Secondly, Kaby Lake-X uses a thermal interface paste, rather than an indium-tin solder that we have seen on HEDT processors in the past. This raises a number of points, such that extreme overclockers will have to delid to get the best out of the processor, but also it offers a mixed message from Intel. Intel is consistently saying that they’re for enthusiasts, and want to provide the best solutions available especially for the cutting edge of overclocking. Using a cheaper thermal paste over an indium-tin solder is one way so save 1 cent on a $350 CPU. Intel might argue that delidding a CPU is a common thing for extreme overclockers to do, and it makes little different to the majority of users who will buy the processors. That may be true, but it doesn’t show commitment. Does Intel need to show commitment? It depends on how strong they what their marketing message to be at the end of the day.

Anton's Report on the Event:

In a bid to demonstrate overclocking advantages of its new X299 platform as well as the Kaby Lake-X processor over “typical” Kaby Lake-S chips in LGA1151 packaging accompanies by the Z170/Z270 PCH, Intel and its partners organized “Performance Matters” event during Computex 2017. During the event, world’s renowned overclockers, including Der8auer, Dancop and Shamino attempted to set new records in KBL overclocking using liquid helium (LHe) cooling.

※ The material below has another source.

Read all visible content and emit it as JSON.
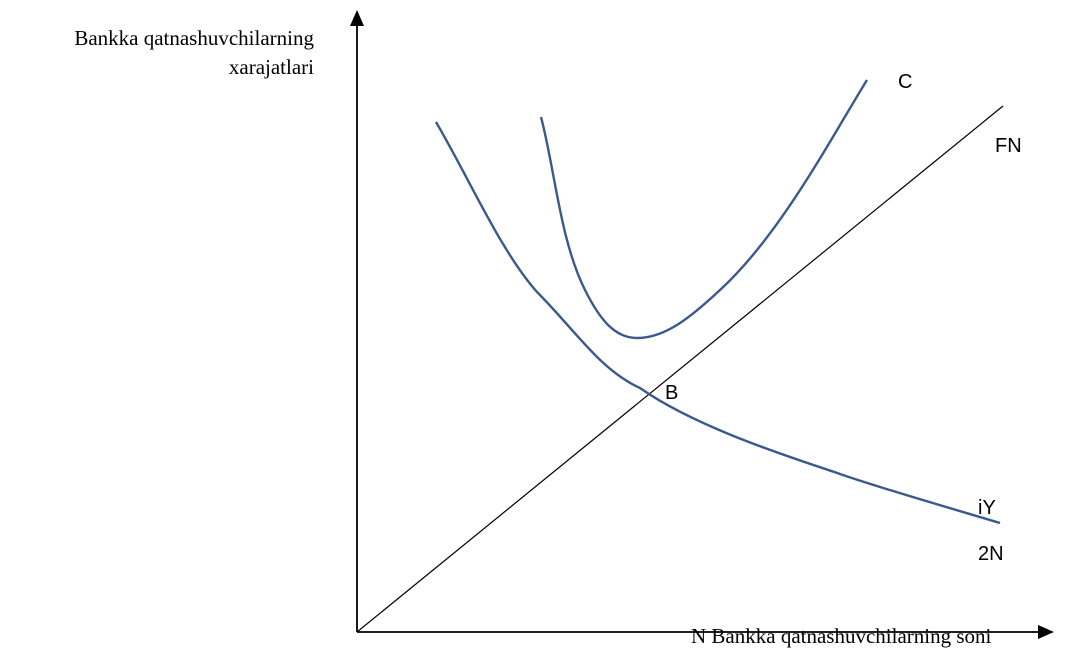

As Intel promised, the new CPUs in LGA2066 packaging outperformed processors with similar dies in LGA1151 form-factor. For example, Der8auer has managed to push the Core i7-7740X CPU to 7577.1 MHz with 1.99 Vcore with all four cores (sans Hyper-Threading) enabled. This is a noticeable improvement over Der8auer’s previous record set earlier this year, when he overclocked the Core i7-7700K to 7328.3 MHz (in 4C/8T config) on an ASUS Z270 motherboard under liquid helium. Both CPUs were delidded and their thermal interfaces were replaced with a new compound.

Keep in mind that when Der8auer overclocked his Core i7-7700K in January, he did it in a regular room with normal temperature and humidity. The “Performance Matter” event was held outside at 26°C – 27°C with high humidity, which somewhat handicapped the new Core i7-7740X. Without such a handicap, the results could have been better.

The almost 250 MHz difference between results demonstrated by KBL die in LGA1151 and LGA2066 packaging proves that the latter have a higher overclocking potential (assuming that we are dealing with cherry-picked processors that can handle high voltages, ultra-low temperatures, etc.). There are multiple reasons why the Kaby Lake-X outperform their regular counterparts: an improved power supply circuitry of the 2066-pin form-factor, fused-off iGPU (effectively increases dissipating die area), a larger PCB (that also dissipates heat and when it comes to extreme overclocking its dissipation matters, which is why professional overclockers put that much thermal paste on their CPUs) and somewhat better binning along with higher TDP.

From an end-user point of view, extreme LHe overclocking does not make a lot of sense – this is Formula 1 of computing and you don’t drive an F1 car to groceries. Meanwhile, the aforementioned 250 MHz difference clearly shows advantages of the Intel X299 platform over the Z270.